When asked about the rising electricity costs, the Christmas fans refer to the usual LED technology. It ensures that much less energy is required compared to previous years. However, several Christmas house operators have announced that they will nevertheless reduce the lighting times in order to save electricity.

“The Corona period was long enough and you had to do without a lot,” said Josef Glogger from Balzhausen near Günzburg in Swabia. The children should have some fun at Christmas time too. "It's an old custom, and customs should be continued." Glogger has been decorating his house for more than a decade and a half while raising money for the university clinic in Ulm, where his wife was being treated for cancer. Last year he was able to donate more than 5000 euros.

"Especially for the kids"

"Despite the high energy prices, we want to do this primarily for the children," says Jörg Meißel from Lichtenstein near Reutlingen. The little ones were disappointed that the lights stayed out for two years. He also accepts a corresponding electricity bill for this. This year, a polar bear landscape, a nativity scene and a Christmas forest in front of the house should provide enthusiasm. This requires more than 50,000 lights.

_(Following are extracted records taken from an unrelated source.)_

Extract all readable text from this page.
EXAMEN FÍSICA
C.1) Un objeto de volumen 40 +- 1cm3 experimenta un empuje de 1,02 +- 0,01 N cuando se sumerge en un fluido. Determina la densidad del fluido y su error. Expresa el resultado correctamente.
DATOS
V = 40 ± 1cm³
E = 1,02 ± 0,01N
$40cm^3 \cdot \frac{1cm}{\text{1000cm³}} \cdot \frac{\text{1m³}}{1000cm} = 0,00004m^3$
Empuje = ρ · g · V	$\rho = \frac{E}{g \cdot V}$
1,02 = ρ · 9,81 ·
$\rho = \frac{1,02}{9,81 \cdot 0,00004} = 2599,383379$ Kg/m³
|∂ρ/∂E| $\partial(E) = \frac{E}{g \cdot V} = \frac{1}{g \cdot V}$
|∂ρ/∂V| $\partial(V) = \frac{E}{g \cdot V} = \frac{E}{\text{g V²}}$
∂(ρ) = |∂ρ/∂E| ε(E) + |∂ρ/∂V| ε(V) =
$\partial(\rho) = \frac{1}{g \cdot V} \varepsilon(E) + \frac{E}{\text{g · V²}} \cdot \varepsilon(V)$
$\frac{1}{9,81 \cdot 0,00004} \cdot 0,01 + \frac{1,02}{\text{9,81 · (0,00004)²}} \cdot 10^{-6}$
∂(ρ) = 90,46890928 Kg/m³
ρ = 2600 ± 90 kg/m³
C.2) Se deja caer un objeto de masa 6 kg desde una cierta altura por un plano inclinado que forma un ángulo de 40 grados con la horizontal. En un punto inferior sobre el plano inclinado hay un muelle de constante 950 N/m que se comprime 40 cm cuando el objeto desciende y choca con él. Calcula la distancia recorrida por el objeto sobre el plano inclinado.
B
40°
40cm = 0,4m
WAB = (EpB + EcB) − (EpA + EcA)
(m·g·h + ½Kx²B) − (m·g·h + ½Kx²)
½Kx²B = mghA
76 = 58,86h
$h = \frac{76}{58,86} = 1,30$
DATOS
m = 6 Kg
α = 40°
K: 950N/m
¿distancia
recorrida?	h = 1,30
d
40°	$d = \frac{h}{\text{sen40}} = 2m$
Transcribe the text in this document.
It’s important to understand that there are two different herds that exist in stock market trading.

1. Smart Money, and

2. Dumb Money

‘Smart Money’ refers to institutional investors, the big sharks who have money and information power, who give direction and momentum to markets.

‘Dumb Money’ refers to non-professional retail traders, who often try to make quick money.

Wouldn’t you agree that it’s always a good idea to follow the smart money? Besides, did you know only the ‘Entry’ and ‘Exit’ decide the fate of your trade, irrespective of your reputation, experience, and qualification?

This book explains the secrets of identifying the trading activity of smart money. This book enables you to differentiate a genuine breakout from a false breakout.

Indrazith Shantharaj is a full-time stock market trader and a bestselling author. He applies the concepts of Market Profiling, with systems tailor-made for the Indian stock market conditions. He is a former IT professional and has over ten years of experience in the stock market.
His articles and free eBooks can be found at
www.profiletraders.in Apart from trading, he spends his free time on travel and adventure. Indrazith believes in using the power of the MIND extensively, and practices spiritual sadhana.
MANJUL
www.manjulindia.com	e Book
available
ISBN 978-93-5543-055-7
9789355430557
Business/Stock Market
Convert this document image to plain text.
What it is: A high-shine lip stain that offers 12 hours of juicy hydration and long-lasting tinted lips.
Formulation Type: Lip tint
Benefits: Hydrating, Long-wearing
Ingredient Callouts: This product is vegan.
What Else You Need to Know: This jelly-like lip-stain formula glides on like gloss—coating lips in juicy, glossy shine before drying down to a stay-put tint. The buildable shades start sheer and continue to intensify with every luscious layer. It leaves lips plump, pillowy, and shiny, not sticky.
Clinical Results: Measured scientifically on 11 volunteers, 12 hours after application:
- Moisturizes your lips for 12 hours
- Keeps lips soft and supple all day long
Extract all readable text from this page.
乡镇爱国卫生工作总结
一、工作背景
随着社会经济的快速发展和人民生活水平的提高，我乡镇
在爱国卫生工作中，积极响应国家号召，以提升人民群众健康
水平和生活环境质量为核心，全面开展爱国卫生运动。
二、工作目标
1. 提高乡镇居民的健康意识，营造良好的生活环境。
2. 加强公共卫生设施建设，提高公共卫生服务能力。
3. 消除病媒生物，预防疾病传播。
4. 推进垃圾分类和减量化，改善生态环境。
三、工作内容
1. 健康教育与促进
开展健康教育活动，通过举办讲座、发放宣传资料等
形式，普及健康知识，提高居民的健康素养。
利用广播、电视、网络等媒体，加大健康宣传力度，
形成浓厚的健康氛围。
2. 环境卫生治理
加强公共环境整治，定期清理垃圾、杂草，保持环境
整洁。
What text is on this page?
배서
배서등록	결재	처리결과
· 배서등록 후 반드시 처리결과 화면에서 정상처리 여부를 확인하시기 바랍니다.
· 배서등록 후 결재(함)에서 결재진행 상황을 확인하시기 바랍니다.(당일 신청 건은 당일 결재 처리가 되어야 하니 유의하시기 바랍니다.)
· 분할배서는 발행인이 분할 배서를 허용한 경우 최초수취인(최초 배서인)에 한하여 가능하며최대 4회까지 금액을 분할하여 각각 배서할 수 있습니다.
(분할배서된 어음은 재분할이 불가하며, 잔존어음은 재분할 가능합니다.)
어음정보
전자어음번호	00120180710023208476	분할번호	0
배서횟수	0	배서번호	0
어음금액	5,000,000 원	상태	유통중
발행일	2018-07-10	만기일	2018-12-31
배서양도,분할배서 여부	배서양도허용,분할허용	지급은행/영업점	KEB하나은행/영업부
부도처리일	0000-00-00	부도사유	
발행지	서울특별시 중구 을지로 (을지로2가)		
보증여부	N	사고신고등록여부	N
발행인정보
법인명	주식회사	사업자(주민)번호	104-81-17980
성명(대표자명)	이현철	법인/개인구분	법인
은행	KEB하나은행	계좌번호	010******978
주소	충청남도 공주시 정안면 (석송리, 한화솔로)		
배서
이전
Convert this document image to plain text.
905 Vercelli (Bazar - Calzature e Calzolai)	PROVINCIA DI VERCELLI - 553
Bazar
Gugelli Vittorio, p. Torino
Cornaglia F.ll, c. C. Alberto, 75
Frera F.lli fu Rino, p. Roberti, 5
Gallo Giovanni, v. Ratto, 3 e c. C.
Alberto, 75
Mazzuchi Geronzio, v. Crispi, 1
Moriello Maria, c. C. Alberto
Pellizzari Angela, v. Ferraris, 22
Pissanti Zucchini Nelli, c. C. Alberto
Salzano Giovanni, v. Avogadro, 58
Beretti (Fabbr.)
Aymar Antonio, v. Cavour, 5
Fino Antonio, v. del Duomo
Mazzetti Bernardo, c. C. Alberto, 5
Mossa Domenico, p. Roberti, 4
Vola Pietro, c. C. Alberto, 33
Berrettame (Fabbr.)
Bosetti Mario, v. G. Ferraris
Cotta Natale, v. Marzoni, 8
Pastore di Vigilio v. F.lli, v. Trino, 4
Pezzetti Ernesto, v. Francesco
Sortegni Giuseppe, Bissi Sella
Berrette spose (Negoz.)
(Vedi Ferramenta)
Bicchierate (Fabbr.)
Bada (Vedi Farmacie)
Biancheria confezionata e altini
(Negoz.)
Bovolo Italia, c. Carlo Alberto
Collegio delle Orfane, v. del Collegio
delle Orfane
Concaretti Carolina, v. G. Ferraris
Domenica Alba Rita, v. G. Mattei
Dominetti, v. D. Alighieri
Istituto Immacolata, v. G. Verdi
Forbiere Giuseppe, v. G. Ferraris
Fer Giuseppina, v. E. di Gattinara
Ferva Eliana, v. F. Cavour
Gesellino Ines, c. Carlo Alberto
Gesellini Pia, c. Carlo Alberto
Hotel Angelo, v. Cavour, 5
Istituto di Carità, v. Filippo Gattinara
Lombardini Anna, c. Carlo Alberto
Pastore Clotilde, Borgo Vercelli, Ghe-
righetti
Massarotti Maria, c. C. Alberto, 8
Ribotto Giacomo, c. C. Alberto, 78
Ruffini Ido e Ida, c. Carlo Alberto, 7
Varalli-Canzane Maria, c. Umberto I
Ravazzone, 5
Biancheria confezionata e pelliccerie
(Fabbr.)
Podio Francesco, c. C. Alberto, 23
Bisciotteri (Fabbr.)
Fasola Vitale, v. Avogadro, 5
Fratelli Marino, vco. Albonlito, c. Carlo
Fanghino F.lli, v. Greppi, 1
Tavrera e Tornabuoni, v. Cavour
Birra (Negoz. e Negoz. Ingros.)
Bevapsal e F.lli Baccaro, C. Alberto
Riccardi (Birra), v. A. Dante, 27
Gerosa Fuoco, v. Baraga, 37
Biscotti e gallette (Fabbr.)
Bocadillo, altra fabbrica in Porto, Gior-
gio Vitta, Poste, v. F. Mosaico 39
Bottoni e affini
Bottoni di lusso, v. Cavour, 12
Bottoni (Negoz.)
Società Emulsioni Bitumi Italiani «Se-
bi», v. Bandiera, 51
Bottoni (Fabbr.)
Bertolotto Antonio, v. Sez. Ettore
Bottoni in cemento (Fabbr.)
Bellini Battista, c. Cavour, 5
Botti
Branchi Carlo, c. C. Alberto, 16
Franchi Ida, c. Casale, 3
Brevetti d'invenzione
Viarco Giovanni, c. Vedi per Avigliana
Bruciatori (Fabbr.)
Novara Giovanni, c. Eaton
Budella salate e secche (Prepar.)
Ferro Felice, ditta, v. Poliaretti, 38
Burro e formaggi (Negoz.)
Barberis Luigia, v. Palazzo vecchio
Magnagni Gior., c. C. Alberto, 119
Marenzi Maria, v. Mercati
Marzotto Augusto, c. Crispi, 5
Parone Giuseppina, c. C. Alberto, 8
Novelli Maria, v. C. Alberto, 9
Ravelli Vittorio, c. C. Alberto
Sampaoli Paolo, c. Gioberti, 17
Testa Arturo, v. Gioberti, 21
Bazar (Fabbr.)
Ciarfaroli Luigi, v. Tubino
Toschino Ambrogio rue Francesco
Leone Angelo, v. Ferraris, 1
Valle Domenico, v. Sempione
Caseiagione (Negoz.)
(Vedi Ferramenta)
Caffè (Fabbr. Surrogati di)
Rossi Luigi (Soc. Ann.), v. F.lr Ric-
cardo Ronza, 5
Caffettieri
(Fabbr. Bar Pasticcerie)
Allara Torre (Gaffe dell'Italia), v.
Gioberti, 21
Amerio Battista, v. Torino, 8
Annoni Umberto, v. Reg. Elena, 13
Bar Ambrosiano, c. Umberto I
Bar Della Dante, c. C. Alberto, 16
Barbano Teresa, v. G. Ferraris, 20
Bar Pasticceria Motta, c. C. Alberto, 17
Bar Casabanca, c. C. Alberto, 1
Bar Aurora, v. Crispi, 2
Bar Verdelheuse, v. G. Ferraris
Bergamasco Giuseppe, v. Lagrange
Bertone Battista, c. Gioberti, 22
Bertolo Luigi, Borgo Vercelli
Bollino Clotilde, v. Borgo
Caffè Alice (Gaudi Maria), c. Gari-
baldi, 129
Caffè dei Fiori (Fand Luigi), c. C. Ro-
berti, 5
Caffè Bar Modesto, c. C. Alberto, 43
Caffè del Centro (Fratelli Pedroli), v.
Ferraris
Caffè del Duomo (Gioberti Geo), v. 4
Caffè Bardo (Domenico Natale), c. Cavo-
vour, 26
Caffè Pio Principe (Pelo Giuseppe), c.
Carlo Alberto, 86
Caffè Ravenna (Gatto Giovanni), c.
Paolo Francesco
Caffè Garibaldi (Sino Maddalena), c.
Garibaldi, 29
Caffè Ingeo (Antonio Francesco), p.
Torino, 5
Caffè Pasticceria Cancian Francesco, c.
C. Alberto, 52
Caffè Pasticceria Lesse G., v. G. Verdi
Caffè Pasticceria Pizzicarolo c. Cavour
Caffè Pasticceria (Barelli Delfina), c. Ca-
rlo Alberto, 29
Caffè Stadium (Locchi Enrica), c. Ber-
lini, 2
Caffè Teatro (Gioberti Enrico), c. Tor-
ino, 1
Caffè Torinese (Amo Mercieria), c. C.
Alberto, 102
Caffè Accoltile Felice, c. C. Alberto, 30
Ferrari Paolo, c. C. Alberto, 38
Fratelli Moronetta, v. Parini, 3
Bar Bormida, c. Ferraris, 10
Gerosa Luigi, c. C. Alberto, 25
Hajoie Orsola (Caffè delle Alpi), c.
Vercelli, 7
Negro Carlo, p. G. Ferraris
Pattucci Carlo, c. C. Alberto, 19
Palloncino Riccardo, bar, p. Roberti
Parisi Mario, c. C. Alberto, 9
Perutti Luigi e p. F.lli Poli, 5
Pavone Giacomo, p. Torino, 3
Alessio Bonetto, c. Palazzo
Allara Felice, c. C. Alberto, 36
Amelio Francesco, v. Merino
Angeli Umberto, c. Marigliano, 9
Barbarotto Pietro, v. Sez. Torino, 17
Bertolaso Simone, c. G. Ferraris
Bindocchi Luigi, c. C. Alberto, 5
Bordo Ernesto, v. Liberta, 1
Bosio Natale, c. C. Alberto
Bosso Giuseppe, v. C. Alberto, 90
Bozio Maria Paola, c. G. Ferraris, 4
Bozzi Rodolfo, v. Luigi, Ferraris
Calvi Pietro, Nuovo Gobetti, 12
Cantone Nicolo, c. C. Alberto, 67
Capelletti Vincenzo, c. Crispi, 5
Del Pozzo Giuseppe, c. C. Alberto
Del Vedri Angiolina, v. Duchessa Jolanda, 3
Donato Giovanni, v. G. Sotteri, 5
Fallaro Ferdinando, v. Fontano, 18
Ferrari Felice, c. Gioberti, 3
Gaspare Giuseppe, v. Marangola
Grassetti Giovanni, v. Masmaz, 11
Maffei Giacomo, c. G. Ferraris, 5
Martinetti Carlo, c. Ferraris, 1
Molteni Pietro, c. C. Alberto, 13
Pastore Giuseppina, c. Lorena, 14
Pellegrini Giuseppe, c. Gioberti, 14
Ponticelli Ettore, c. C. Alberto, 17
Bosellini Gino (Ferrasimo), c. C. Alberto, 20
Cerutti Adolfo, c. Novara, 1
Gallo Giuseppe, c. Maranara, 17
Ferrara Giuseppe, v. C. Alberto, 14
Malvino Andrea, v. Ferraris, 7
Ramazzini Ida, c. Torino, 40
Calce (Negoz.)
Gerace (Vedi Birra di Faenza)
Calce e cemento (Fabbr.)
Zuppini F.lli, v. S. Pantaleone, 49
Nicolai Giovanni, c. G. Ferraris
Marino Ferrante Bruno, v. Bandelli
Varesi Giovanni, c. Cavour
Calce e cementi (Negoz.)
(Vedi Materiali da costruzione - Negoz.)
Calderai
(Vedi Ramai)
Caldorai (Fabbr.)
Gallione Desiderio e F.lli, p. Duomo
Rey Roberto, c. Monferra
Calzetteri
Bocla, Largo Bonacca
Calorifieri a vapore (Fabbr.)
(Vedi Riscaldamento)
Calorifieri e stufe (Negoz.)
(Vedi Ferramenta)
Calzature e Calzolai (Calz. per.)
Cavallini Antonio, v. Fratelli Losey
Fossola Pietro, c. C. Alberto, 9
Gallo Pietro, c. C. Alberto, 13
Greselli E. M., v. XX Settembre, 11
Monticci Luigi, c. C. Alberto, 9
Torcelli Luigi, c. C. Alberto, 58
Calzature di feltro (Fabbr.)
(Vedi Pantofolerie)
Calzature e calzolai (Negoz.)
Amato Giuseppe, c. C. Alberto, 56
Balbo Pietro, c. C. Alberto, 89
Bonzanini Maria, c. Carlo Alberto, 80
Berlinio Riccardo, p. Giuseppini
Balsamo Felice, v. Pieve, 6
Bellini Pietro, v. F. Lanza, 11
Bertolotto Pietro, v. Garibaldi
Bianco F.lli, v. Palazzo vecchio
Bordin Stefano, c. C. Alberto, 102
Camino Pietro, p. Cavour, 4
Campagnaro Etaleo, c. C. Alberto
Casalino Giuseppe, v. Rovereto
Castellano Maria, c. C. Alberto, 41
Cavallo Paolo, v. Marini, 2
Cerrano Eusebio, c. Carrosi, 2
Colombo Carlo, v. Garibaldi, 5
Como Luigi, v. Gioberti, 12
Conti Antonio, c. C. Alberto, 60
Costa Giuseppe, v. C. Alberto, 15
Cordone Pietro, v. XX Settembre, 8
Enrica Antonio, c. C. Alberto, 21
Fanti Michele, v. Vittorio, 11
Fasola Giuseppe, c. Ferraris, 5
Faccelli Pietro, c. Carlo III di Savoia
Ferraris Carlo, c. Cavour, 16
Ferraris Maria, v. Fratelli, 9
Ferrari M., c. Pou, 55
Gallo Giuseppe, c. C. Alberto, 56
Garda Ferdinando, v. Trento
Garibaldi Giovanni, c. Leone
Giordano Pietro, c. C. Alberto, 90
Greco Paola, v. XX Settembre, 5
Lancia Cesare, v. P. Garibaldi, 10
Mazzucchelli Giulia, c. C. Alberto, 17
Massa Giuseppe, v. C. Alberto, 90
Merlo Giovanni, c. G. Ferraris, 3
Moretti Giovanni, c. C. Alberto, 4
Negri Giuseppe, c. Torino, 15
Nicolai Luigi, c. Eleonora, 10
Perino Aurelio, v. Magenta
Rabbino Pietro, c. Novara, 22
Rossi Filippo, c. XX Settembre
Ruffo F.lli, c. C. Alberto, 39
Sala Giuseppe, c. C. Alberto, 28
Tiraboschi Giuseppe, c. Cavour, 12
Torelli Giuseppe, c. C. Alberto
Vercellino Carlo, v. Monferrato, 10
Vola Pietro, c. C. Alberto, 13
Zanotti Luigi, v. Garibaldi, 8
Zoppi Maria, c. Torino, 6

From now on Oberhausen is also lit up: Dirk van Acken and his wife Barbara decorate their home with countless fairy lights, glowing snowmen and little angels and play Christmas music on a continuous loop. In his own words, the fact that electricity has become significantly more expensive doesn't deter the 44-year-old geriatric nurse: "Every year we are approached by so many people who want to come by. There's also an obligation. We'll keep at it." In return, they lived frugally all year round, he said. This year, however, the lighting should end earlier in the evening - not just after midnight.

The situation is similar for Rolf Vogt (75) in Bücken near Nienburg: Because of the increased energy costs, the retiree wants the 600,000 lamps - a European record, as he says himself - to only burn for two hours instead of four hours as before. He will also sell mulled wine, punch and bratwurst again in order to be able to cope with the costs financially: "There's no other way."